Is there a geometric meaning of the Frobenius norm?

I have a positive definite matrix $A$. I am going to choose its Frobenius norm $\|A\|_F^2$ as a cost function and then minimize $\|A\|_F^2$. But I think I need to find a reason to convince people it is reasonable to choose $\|A\|_F^2$ as a cost function. So I'm wondering if there are some geometric meanings of the Frobenius norm. Thanks.

Edit: here $A$ is a 3 by 3 matrix. In the problem I'm working on, people usually choose $\det A$ as a cost function since $\det A$ has an obvious geometric interpretation: the volume of the parallelepiped determined by $A$. Now I want to choose $\|A\|_F^2$ as a cost function because of the good properties of $\|A\|_F^2$. That's why I am interested in the geometric meaning of $\|A\|_F^2$.


Solution 1:

To give intuition, lets look at a particularly nice class of matrices. Suppose the matrix $A$ is symmetric. Then we can find a basis of $n$ orthonormal eigenvectors $v_1,\cdots v_n$ with eigenvalues $\lambda_1,\dots,\lambda_n$. Each eigenvalue geometrically represents the "stretching factor" in the direction of its associated eigenvector.

The Frobenius norm of $A$ in this case is $$\|A\|_F =\sqrt{\text{Tr}(AA^t)}=\sqrt{\text{Tr}(A^2)}=\sqrt{\lambda_1^2+\cdots+\lambda_n^2}.$$ Working in the basis $v_1,\cdots v_n$, consider the box which is the image of the unit cube under $A$. The Frobenius norm is the diagonal of that box, and the determinant is the volume.

The usual norm defined as $\sup_{\|x\|=1}\|Ax\|$ corresponds to the longest side of the box.

Solution 2:

In three dimensions (easier to visualize) we know that the scalar triple product of three vectors, say $a, b, c$, is the determinant of a matrix with those vectors as columns and the modulus is the volume of the parallelepiped spanned by $a, b$ and $c$.

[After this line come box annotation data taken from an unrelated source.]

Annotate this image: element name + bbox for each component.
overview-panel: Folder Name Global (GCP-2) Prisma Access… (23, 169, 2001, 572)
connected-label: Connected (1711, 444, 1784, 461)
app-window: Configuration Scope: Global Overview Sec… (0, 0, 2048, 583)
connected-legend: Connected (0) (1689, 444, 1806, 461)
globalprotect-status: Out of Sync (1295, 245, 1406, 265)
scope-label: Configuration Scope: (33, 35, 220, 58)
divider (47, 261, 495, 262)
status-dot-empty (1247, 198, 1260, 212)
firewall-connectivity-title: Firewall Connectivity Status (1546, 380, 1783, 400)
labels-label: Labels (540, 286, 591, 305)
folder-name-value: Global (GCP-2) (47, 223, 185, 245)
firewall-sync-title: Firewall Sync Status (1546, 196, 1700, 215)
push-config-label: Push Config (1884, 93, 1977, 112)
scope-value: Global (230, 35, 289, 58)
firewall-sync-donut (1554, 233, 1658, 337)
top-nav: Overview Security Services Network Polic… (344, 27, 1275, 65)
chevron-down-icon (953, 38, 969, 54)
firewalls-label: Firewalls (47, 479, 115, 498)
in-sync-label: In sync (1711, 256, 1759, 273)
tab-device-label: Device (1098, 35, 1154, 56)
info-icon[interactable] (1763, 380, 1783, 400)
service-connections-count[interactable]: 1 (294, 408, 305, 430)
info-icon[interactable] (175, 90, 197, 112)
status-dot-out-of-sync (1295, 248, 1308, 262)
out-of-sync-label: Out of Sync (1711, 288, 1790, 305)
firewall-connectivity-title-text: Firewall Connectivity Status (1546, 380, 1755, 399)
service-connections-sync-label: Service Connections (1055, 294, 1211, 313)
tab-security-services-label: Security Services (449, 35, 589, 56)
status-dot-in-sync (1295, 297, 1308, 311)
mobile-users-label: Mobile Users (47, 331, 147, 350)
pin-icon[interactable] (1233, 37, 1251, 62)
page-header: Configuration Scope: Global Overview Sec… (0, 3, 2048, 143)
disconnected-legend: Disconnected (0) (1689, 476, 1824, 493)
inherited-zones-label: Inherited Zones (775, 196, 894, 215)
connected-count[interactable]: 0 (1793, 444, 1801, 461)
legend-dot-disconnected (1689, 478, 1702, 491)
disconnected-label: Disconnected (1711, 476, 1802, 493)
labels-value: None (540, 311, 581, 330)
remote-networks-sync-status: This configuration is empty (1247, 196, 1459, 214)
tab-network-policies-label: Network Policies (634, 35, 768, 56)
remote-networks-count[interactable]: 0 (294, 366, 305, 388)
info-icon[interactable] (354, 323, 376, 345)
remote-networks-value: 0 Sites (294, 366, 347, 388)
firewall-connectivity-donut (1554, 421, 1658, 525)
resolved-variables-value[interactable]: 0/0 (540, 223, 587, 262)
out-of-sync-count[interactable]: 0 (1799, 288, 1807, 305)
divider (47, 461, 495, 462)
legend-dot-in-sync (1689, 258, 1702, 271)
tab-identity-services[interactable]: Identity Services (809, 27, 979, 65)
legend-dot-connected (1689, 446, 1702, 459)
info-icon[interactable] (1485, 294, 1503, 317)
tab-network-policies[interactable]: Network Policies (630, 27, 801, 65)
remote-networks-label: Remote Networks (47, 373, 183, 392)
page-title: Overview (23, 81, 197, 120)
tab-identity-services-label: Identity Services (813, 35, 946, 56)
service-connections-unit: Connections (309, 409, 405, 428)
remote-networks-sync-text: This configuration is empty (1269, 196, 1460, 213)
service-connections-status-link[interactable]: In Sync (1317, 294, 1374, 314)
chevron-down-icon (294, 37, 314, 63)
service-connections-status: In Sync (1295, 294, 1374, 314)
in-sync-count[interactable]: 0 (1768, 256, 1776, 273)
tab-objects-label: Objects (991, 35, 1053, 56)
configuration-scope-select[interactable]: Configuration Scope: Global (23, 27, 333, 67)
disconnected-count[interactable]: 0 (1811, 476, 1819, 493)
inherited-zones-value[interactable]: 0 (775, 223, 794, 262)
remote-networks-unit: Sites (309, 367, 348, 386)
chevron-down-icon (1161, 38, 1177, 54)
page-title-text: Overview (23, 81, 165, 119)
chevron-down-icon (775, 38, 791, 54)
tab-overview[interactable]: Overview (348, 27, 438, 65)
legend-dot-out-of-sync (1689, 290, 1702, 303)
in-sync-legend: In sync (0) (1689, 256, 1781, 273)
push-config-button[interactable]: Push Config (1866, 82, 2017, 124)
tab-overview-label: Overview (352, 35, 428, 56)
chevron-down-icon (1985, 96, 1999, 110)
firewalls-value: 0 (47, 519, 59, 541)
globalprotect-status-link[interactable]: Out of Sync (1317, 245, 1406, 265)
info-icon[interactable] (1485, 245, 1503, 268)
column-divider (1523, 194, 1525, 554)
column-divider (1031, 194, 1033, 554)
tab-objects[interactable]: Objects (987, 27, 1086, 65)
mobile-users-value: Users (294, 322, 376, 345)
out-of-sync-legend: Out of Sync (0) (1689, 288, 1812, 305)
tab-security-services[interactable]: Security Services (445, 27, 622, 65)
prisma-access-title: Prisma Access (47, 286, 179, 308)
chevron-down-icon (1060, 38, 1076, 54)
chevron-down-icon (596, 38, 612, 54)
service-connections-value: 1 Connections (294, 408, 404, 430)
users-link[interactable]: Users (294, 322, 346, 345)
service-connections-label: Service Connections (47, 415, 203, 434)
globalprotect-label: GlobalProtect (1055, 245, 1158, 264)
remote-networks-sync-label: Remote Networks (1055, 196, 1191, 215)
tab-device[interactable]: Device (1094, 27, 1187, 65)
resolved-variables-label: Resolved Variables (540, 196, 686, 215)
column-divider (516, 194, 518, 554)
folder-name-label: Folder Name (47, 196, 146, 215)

The squared Frobenius norm is the average squared length of the four space diagonals of the parallelepiped. This can easily be shown. The diagonals are:

$d_1 = a + b + c\\ d_2 = a + b - c\\ d_3 = b + c - a\\ d_4 = c + a - b.$

Calculate and sum their squared lengths as $d_1^T d_1 + d_2^T d_2 + d_3^T d_3 + d_4^T d_4.$ Things cancel nicely and one is left with $ 4 ( a^T a + b^T b + c^T c)$ which is exactly four times the square of the Frobenius norm.

The proof in more dimensions is along the same lines, just more sides and diagonals.

The squared Frobenius norm of the Jacobian of a mapping from $\mathbb{R}^m$ to $\mathbb{R}^n$ is used, when it is desired that reductions in volume under the mapping shall be favoured in a minimization task. Because of its form, it is much easier to differentiate the squared Frobenius norm, than any other measure which quantifies the volume change, such as the modulus of the determinant of the Jacobian (which can only be used if $m=n$).